After Schindler's group was able to confirm the effectiveness of the bipNbs in the real infection system, Rothbauer's team developed a competitive binding assay, the NeutrobodyPlex. This assay can be used to determine not only the total amount of antibodies against the RBD of the coronavirus in the blood serum of infected or vaccinated persons, but also the amount of neutralising antibodies that prevent an infection. The nanobodies are used to specifically displace only those antibodies that block the interaction between RBD and ACE2. Until now, determining the amount of neutralising antibodies has required an enormous effort and has only been possible in S3 laboratories. The ‘proof of concept’, i.e. the important confirmation that the data obtained in vitro correspond to the results from a living cell system, was provided by Schindler, who is also involved in a large number of similar studies. With NeutrobodyPlex, the quantity and quality of a neutralising antibody response against the RBD can now be easily and reliably monitored. This provides important information for assessing and developing vaccination strategies.

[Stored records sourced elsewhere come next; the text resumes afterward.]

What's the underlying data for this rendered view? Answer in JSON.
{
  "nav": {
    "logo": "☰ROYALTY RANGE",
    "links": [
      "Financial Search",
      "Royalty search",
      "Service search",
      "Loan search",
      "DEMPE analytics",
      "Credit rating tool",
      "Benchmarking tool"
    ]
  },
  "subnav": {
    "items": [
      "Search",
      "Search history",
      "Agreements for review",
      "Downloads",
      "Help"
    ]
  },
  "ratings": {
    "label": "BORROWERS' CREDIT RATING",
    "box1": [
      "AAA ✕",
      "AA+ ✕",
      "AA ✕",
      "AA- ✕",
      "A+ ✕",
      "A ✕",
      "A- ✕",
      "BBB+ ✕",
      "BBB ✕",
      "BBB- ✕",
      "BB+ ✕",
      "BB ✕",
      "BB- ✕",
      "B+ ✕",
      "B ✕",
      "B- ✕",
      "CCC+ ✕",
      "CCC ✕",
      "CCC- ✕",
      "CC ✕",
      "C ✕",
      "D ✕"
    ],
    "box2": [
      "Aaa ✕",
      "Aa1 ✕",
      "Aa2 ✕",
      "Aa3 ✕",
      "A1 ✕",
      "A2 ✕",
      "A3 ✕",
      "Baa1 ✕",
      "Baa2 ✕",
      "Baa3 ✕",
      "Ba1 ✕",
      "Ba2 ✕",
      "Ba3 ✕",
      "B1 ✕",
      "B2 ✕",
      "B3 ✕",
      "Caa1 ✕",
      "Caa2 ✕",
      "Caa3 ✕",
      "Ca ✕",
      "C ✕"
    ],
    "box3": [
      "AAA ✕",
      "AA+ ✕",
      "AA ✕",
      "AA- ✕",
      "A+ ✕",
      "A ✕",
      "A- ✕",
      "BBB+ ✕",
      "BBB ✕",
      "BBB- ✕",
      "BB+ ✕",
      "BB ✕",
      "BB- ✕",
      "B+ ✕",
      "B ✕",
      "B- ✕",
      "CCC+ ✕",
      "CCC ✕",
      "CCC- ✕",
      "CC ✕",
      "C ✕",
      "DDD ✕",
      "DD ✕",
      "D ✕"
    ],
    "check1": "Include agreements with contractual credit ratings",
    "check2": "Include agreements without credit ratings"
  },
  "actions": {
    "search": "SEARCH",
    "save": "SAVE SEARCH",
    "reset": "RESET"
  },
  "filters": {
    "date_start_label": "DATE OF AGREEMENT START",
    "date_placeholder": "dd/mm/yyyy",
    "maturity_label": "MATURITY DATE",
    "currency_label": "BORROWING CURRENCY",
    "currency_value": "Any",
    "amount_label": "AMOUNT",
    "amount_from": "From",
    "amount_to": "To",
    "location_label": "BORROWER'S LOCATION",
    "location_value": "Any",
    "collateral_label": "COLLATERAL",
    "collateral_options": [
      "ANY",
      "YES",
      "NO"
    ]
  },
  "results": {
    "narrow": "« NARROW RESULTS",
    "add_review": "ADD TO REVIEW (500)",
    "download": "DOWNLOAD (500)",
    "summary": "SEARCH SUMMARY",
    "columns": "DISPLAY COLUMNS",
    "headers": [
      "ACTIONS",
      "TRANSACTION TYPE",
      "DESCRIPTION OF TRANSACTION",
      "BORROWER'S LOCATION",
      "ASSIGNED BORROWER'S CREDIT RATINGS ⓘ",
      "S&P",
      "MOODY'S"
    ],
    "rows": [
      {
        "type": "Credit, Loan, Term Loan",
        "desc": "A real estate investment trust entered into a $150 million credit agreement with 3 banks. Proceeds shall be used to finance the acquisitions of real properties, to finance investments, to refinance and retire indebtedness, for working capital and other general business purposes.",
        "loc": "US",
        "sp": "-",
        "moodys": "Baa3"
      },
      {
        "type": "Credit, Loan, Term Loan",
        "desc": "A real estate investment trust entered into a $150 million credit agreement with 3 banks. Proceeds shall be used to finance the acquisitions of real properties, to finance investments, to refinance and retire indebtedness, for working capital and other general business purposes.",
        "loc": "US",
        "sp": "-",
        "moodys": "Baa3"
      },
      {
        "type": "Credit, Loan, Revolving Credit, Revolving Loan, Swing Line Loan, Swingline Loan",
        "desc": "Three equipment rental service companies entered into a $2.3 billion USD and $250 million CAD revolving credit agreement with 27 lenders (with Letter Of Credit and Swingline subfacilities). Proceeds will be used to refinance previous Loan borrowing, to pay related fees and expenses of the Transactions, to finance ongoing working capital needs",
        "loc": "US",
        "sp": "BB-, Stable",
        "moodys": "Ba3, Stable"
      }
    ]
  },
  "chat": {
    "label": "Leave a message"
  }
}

The NMI has already applied for a patent for NeutrobodyPlex, which was largely developed with the financial support of the Baden-Württemberg Ministry of Economics, Labour and Housing. In addition, the assay system has been made available to the Tübingen Centre for Clinical Transfusion Medicine, for example to test sera from staff and patients for the presence of neutralising antibodies. The NeutrobodyPlex binding assay is thus a prime example of application-oriented research.